How to Help Students with ADD Concentrate on Music Lessons
As a music educator, you know that all of your students exhibit different learning styles and respond to teaching techniques in different ways. And while this requires you to develop various stratagems for imparting your knowledge and maintaining your students’ interest in their music lessons, you know that training curriculum that includes variety and spontaneity is in general, an excellent way to reach your kids. However, children who’ve been diagnosed with ADD/ADHD have specific learning needs that are often in conflict with that concept.
Therefore, developing effective classroom techniques that will help all of your students succeed, including those with ADD or ADHD, can be a challenge. You have to create a balance that will not only reinforce your previous instructions and lay a foundation for future development, but also provide the natural stimulation that your other students crave. These suggestions can help you adapt your teaching approach, allowing you to help students concentrate on their tasks. And although they may be incorporated into a group setting, they also work wonders if you conduct private lessons with students who’ve been diagnosed with ADD/ADHD.
Understanding Behaviors
The behaviors identified with ADD and ADHD are generally associated with concentration difficulties. This can make it a challenge for learning music. However, research has determined that these difficulties manifest themselves in a variety of specific behaviors, relative to age. For example, very young children often display excessive over-activity such as fidgeting, squirming and restlessness, while older adolescents might typically demonstrate problems following through on assignments, lack of attention, and interruptions.

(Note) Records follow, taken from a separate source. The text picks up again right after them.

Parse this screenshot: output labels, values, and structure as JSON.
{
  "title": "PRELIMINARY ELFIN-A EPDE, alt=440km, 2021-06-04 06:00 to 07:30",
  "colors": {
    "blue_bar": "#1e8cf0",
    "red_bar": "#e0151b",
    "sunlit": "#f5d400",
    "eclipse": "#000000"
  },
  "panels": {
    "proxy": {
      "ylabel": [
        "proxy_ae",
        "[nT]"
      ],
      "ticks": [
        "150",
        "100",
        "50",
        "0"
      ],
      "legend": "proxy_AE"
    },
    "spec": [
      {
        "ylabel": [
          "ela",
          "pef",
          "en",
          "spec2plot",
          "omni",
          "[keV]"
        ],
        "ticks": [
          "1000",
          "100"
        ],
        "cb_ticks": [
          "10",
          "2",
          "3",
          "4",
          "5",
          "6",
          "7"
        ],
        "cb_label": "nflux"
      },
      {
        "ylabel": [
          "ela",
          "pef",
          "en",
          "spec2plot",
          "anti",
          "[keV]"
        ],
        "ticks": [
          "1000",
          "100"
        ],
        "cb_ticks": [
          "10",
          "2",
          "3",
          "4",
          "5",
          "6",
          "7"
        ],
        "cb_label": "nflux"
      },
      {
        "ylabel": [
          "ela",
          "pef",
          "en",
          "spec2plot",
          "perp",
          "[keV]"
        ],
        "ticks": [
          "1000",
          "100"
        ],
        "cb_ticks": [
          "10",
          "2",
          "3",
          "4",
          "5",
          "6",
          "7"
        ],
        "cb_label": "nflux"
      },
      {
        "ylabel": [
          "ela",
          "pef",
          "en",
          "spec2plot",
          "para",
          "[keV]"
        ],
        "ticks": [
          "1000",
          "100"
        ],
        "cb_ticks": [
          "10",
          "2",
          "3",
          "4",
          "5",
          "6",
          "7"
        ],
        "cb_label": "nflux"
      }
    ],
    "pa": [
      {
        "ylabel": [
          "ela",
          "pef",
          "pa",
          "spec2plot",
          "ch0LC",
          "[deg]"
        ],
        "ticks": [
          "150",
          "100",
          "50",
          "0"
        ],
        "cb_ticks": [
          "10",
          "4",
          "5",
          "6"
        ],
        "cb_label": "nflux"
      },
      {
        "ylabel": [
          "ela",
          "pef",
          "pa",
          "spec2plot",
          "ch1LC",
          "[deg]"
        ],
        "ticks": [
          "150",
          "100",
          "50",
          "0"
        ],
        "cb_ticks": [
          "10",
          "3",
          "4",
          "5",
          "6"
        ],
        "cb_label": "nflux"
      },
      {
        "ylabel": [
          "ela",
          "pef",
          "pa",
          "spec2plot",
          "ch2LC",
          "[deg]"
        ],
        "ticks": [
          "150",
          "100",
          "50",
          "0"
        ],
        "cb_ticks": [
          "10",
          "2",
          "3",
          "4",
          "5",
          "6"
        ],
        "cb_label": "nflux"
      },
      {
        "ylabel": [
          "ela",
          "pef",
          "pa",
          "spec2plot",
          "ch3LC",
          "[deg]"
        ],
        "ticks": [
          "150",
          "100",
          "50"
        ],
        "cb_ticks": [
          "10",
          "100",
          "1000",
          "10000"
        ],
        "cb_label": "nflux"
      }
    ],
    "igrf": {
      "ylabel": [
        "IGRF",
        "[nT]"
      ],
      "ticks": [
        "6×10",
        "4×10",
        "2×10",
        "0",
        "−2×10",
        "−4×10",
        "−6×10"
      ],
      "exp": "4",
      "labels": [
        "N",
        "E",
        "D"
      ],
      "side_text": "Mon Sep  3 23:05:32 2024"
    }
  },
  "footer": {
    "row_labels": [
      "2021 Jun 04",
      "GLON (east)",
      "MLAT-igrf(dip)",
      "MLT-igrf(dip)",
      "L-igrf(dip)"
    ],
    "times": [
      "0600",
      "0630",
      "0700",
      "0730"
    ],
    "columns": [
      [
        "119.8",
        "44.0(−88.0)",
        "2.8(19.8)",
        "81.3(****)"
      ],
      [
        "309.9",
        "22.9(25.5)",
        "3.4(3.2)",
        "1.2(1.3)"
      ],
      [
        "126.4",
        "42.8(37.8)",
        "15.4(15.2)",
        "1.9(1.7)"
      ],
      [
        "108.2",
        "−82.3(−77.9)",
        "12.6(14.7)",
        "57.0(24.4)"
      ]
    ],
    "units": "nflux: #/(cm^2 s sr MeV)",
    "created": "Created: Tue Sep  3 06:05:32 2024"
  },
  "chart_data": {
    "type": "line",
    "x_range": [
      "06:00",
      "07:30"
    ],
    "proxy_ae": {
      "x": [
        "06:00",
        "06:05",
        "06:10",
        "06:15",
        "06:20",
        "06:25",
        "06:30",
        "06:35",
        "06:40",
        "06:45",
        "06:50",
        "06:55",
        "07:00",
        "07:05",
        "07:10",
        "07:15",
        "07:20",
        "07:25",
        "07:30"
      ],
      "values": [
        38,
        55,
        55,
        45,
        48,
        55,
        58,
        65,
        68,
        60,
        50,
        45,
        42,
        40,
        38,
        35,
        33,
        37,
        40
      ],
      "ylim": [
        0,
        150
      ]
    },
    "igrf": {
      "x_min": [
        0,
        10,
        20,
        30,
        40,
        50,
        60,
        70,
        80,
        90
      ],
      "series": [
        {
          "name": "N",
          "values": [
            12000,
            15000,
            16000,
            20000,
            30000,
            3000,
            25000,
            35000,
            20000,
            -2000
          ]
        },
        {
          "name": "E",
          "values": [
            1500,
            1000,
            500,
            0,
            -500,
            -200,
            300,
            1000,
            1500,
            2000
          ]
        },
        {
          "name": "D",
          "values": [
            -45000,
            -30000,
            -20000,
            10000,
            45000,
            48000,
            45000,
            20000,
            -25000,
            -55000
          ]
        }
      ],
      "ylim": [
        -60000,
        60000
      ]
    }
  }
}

Understanding the behaviors of students with ADD and ADHD is the first step for developing an effective teaching strategy to help them concentrate on their music lessons. The second step encompasses the learning techniques that overcome these behavioral challenges and support students who have trouble concentrating.
Instructional Practices
Basically, you’ll need to incorporate teaching styles that will both conform to the educational requirements outlined for your class and hold the attention of students with ADD or ADHD. If you are working with individual students, this will be easier because you can adapt your lessons accordingly.
Students with ADD/ADHD need structure. Music lessons should follow the same pattern, and before you begin, you should outline the expectations of the current lesson while explaining how it builds on the previous ones. When introducing the lesson for the day, educators should follow these best practices:
- Overview: Prepare students by providing a brief summary of the expected activities (and your expectations concerning the students’ behavior).
- Review: Remind the students about the previous lesson and correlate it to the new information you’ll be covering in this lesson.
- Simplify: Use basic, brief communications. Students with ADD/ADHD perform better when tasks are outline simply, and performed with repetition.
Now that your students know what to expect and what is expected of them, you can use these strategies for conducting your music lessons:
- Be Consistent—structure is imperative for maintaining concentration, so follow predictable methods of teaching. For example, you can tailor your lesson plan to cover the same general topics each day, depending on the age and ability of your students. Moreover, you can structure those plans to incorporate activities that will support your pupils’ strengths.
- Develop Signals—avoid making distinctions in class between student behaviors, but you can create personal hand signals or other cues (privately with the students) that will help them stay focused and curtail interruptive behavior. Namely, use gestures to indicate when you will be calling on the student to perform next, or to bring attention to back to the task.
- Orchestrate Ways to Focus—Assign partner tasks (to employ cooperative learning strategies) or break down pieces of music into smaller bars and measures so that the student doesn’t feel overwhelmed by the enormity of the piece. Small, manageable tasks enable learning by establishing the way to reach an attainable goal.
- Highlight Difficult or Important Parts—While teaching, prepare your students for a particularly difficult note/rhythm combination by covering the essential aspects beforehand, and then significantly reducing the tempo.
- Individualize—All students have their own learning preferences with specific methods that work best for them. With music, you have the opportunity to incorporate more kinesthetic styles, especially if you are teaching an instrument. Use that advantage to structure a learning environment that meets specific needs.
By making changes to your methods of participation and lesson delivery styles, you can accommodate your special needs pupils by creating an environment that helps music students with ADD stay focused and motivated to learn.